One of the few who got away?" "Be serious! You know, he
was in a steady relationship and all that, and I coped admirably with the humiliation.
He went to South America and then suddenly - there he is, back on my doorstep
- every evening!" "Changed his mind?" "Well
- obviously - but he took his time, I mean I just spent two weeks eating like
the queen and him dropping me off home every night - and driving away." "And
then?" She smiled out of the window and I began to feel
sick again. "And then we did it," she said, staring at
the flowers. "It was just the most perfect evening and it ended, well ... perfectly."
She smiled. "The next day I was grinning all over my face like the cat that got
the cream and I was so happy, Sam. Everyone kept asking me what had happened.
And you know, Marcus phoned me from work and said he'd been smiling all day too
- and everyone was asking him what had happened. It was like the world changed
- off we went to our little jobs but it was all different - we were both different
- do you understand?" I sighed. "Do
you mean you're in love?" Caro raised her eyebrows, like
the idea had never occurred to her. "In love?" "Well
- what's happening?" So she told me again what had happened.
How he had taken her to his favourite restaurant and fed her huge mussels full
of quivering meat, all the time looking into her eyes. He never stopped looking
into her eyes, she said, all night long. I hated him already.
I hated him for his big brown eyes and his wit and his flash car and his beautiful
body which Caro had said nearly made her cry.
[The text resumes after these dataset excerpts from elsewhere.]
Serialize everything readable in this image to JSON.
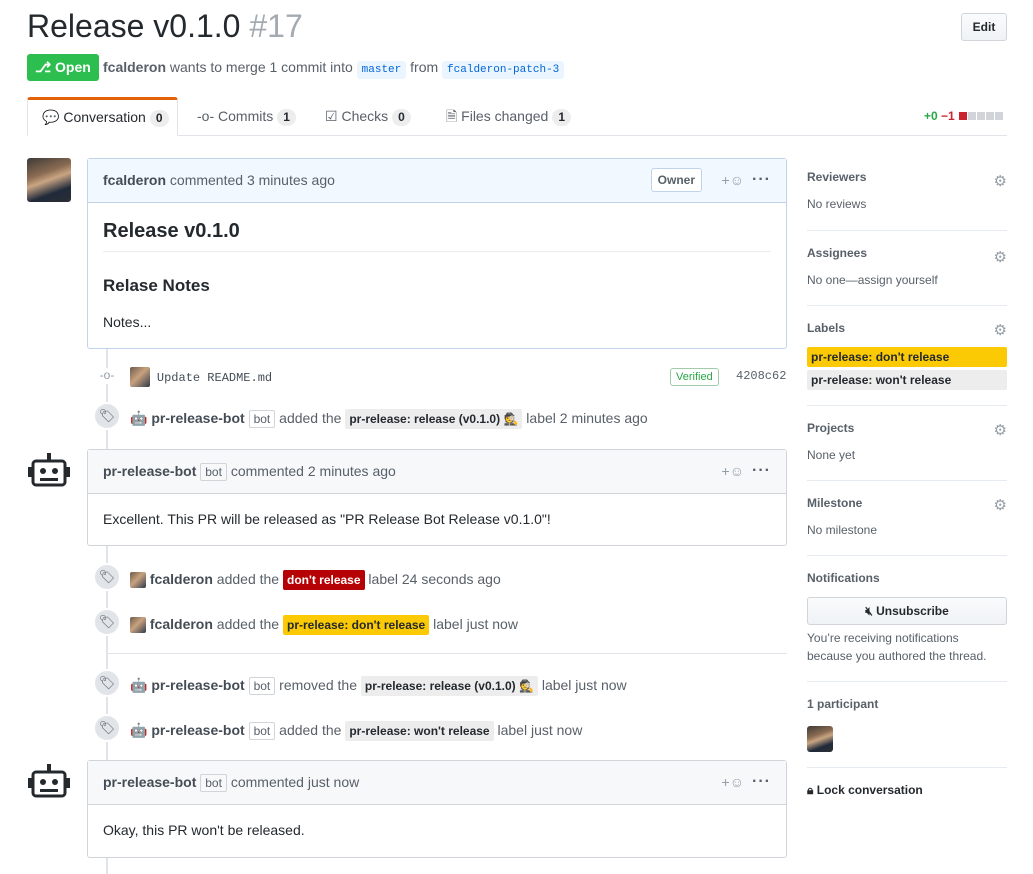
{
  "header": {
    "title": "Release v0.1.0",
    "number": "#17",
    "edit_label": "Edit",
    "state_label": "Open",
    "author": "fcalderon",
    "merge_text": "wants to merge 1 commit into",
    "base_branch": "master",
    "from_text": "from",
    "head_branch": "fcalderon-patch-3"
  },
  "tabs": [
    {
      "label": "Conversation",
      "count": "0"
    },
    {
      "label": "Commits",
      "count": "1"
    },
    {
      "label": "Checks",
      "count": "0"
    },
    {
      "label": "Files changed",
      "count": "1"
    }
  ],
  "diffstat": {
    "additions": "+0",
    "deletions": "−1"
  },
  "timeline": {
    "comment1": {
      "author": "fcalderon",
      "action": "commented 3 minutes ago",
      "badge": "Owner",
      "h2": "Release v0.1.0",
      "h3": "Relase Notes",
      "body": "Notes..."
    },
    "commit": {
      "message": "Update README.md",
      "verified": "Verified",
      "sha": "4208c62"
    },
    "event1": {
      "actor": "pr-release-bot",
      "bot": "bot",
      "verb": "added the",
      "label": "pr-release: release (v0.1.0)",
      "suffix": "label 2 minutes ago"
    },
    "comment2": {
      "author": "pr-release-bot",
      "bot": "bot",
      "action": "commented 2 minutes ago",
      "body": "Excellent. This PR will be released as \"PR Release Bot Release v0.1.0\"!"
    },
    "event2": {
      "actor": "fcalderon",
      "verb": "added the",
      "label": "don't release",
      "suffix": "label 24 seconds ago"
    },
    "event3": {
      "actor": "fcalderon",
      "verb": "added the",
      "label": "pr-release: don't release",
      "suffix": "label just now"
    },
    "event4": {
      "actor": "pr-release-bot",
      "bot": "bot",
      "verb": "removed the",
      "label": "pr-release: release (v0.1.0)",
      "suffix": "label just now"
    },
    "event5": {
      "actor": "pr-release-bot",
      "bot": "bot",
      "verb": "added the",
      "label": "pr-release: won't release",
      "suffix": "label just now"
    },
    "comment3": {
      "author": "pr-release-bot",
      "bot": "bot",
      "action": "commented just now",
      "body": "Okay, this PR won't be released."
    },
    "reaction_plus": "+"
  },
  "sidebar": {
    "reviewers": {
      "title": "Reviewers",
      "value": "No reviews"
    },
    "assignees": {
      "title": "Assignees",
      "value": "No one—assign yourself"
    },
    "labels": {
      "title": "Labels",
      "items": [
        "pr-release: don't release",
        "pr-release: won't release"
      ]
    },
    "projects": {
      "title": "Projects",
      "value": "None yet"
    },
    "milestone": {
      "title": "Milestone",
      "value": "No milestone"
    },
    "notifications": {
      "title": "Notifications",
      "button": "Unsubscribe",
      "note_line1": "You’re receiving notifications",
      "note_line2": "because you authored the thread."
    },
    "participants": {
      "title": "1 participant"
    },
    "lock": "Lock conversation"
  },
  "colors": {
    "open": "#2cbe4e",
    "label_red": "#b60205",
    "label_yellow": "#fbca04",
    "label_gray": "#ededed",
    "active_tab": "#e36209"
  }
}
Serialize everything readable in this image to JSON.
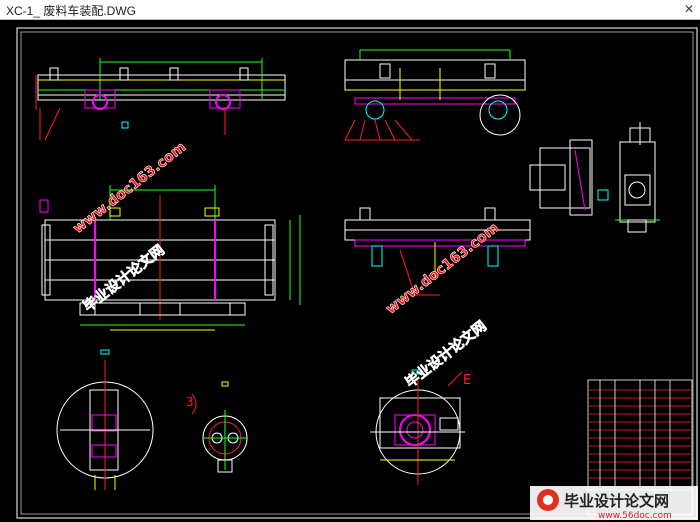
{
  "window": {
    "title": "XC-1_ 废料车装配.DWG",
    "close_glyph": "✕"
  },
  "drawing": {
    "label_e": "E",
    "label_3": "3"
  },
  "watermarks": {
    "site": "www.doc163.com",
    "name": "毕业设计论文网",
    "logo_name": "毕业设计论文网",
    "logo_url": "www.56doc.com"
  },
  "colors": {
    "frame": "#ffffff",
    "red": "#ff2020",
    "green": "#20ff20",
    "yellow": "#ffff00",
    "cyan": "#00ffff",
    "magenta": "#ff00ff",
    "watermark": "#ff1010"
  }
}
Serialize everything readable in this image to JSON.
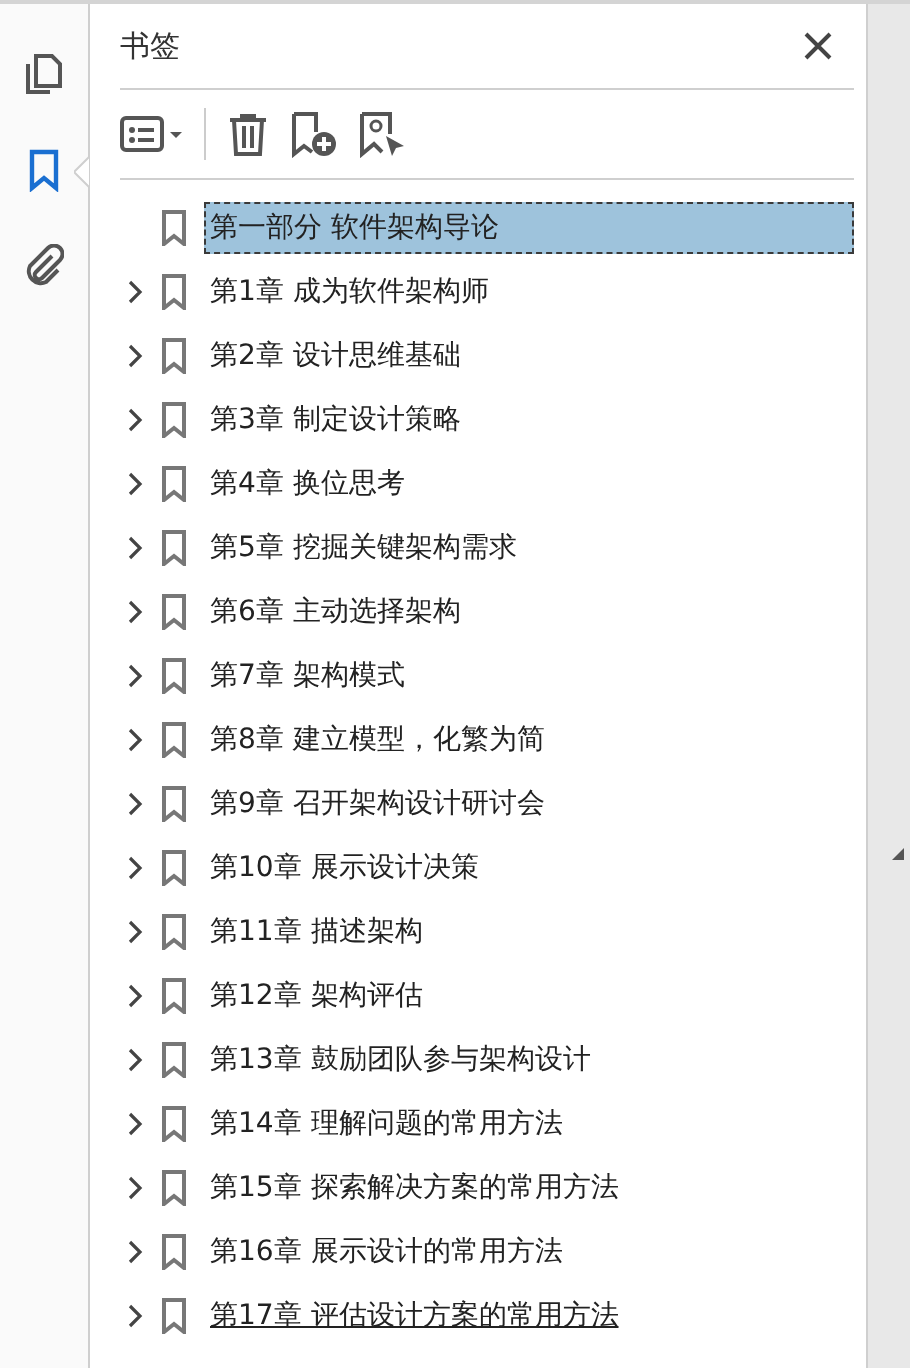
{
  "sidebar": {
    "items": [
      {
        "selected": false
      },
      {
        "selected": true
      },
      {
        "selected": false
      }
    ]
  },
  "panel": {
    "title": "书签"
  },
  "bookmarks": [
    {
      "label": "第一部分  软件架构导论",
      "expandable": false,
      "selected": true,
      "hovered": false
    },
    {
      "label": "第1章  成为软件架构师",
      "expandable": true,
      "selected": false,
      "hovered": false
    },
    {
      "label": "第2章  设计思维基础",
      "expandable": true,
      "selected": false,
      "hovered": false
    },
    {
      "label": "第3章  制定设计策略",
      "expandable": true,
      "selected": false,
      "hovered": false
    },
    {
      "label": "第4章  换位思考",
      "expandable": true,
      "selected": false,
      "hovered": false
    },
    {
      "label": "第5章  挖掘关键架构需求",
      "expandable": true,
      "selected": false,
      "hovered": false
    },
    {
      "label": "第6章  主动选择架构",
      "expandable": true,
      "selected": false,
      "hovered": false
    },
    {
      "label": "第7章  架构模式",
      "expandable": true,
      "selected": false,
      "hovered": false
    },
    {
      "label": "第8章  建立模型，化繁为简",
      "expandable": true,
      "selected": false,
      "hovered": false
    },
    {
      "label": "第9章  召开架构设计研讨会",
      "expandable": true,
      "selected": false,
      "hovered": false
    },
    {
      "label": "第10章  展示设计决策",
      "expandable": true,
      "selected": false,
      "hovered": false
    },
    {
      "label": "第11章  描述架构",
      "expandable": true,
      "selected": false,
      "hovered": false
    },
    {
      "label": "第12章  架构评估",
      "expandable": true,
      "selected": false,
      "hovered": false
    },
    {
      "label": "第13章  鼓励团队参与架构设计",
      "expandable": true,
      "selected": false,
      "hovered": false
    },
    {
      "label": "第14章  理解问题的常用方法",
      "expandable": true,
      "selected": false,
      "hovered": false
    },
    {
      "label": "第15章  探索解决方案的常用方法",
      "expandable": true,
      "selected": false,
      "hovered": false
    },
    {
      "label": "第16章  展示设计的常用方法",
      "expandable": true,
      "selected": false,
      "hovered": false
    },
    {
      "label": "第17章  评估设计方案的常用方法",
      "expandable": true,
      "selected": false,
      "hovered": true
    }
  ]
}
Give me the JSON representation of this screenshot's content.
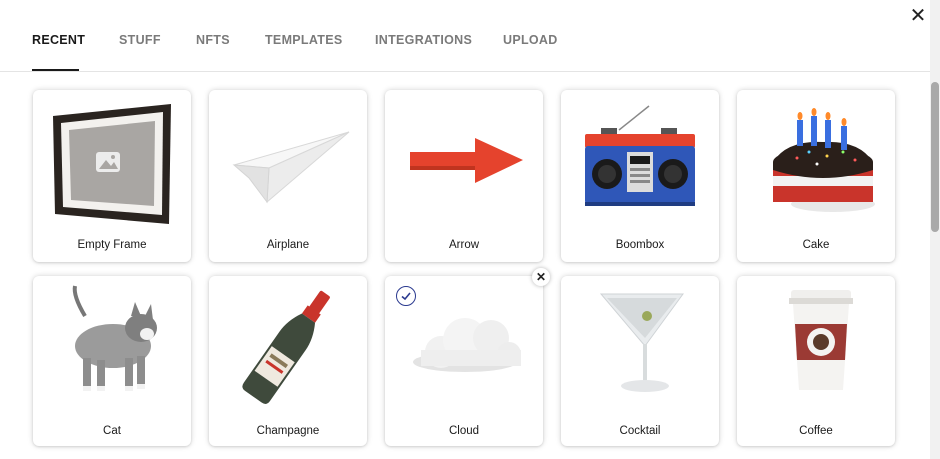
{
  "tabs": [
    {
      "label": "RECENT",
      "active": true
    },
    {
      "label": "STUFF",
      "active": false
    },
    {
      "label": "NFTS",
      "active": false
    },
    {
      "label": "TEMPLATES",
      "active": false
    },
    {
      "label": "INTEGRATIONS",
      "active": false
    },
    {
      "label": "UPLOAD",
      "active": false
    }
  ],
  "close_icon": "close-icon",
  "items": [
    {
      "label": "Empty Frame",
      "icon": "empty-frame-icon"
    },
    {
      "label": "Airplane",
      "icon": "paper-airplane-icon"
    },
    {
      "label": "Arrow",
      "icon": "red-arrow-icon"
    },
    {
      "label": "Boombox",
      "icon": "boombox-icon"
    },
    {
      "label": "Cake",
      "icon": "birthday-cake-icon"
    },
    {
      "label": "Cat",
      "icon": "cat-icon"
    },
    {
      "label": "Champagne",
      "icon": "champagne-bottle-icon"
    },
    {
      "label": "Cloud",
      "icon": "cloud-icon",
      "selected": true,
      "removable": true
    },
    {
      "label": "Cocktail",
      "icon": "martini-glass-icon"
    },
    {
      "label": "Coffee",
      "icon": "coffee-cup-icon"
    }
  ],
  "colors": {
    "active_tab": "#1a1a1a",
    "inactive_tab": "#7a7a7a",
    "selection_check": "#2b3a8f",
    "arrow_red": "#e5432d",
    "boombox_blue": "#2f57b8"
  }
}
But I wanted desperately to meet
him, to prove to myself that he was worthless and could never, for all of this,
make Caro happy. "So," I said. "When are we going to make
up a foursome? What about bringing Marcus for dinner next week - it's about time
you met Annie, too." She looked at me strangely, as if
she didn't quite understand. But it was me who wasn't understanding. "Oh
no, Sam. No - that's it really. I shan't see Marcus again." "But
- the way you were talking - I thought ..." "Yes," she
said. "Yes, we could draw it out, I suppose. But why spoil it? I don't ever want
to lose that perfection, Sam. I don't ever want to see him flossing his teeth."
"So?" "So that's it," she said
smiling. "This way I guess I'll love him forever." I couldn't
really talk much more about love that evening. We just gossiped and ate dinner
and I hid my hopeless feelings until I was safely in the car. Driving home I was
glad I hadn't told Caro what I thought. I had always tried to change her, to make
her live like everyone else, and I think it was only on that journey home that
I realised she never would. In a way it would have been easier for me if she had
stayed with Marcus. I wanted her tied up. I wanted someone to stop her chasing
the dream, because then I could stop believing that the dream might be me. Annie
was getting ready for bed when I got in and she hugged me hard through her pyjamas.
Her face was shiny and she smelled very familiar, comfortable, of soap and the
TCP ointment she had rubbed on a spot on her chin. I was thinking about love as
I followed her into the bathroom and stood watching as she brushed her teeth.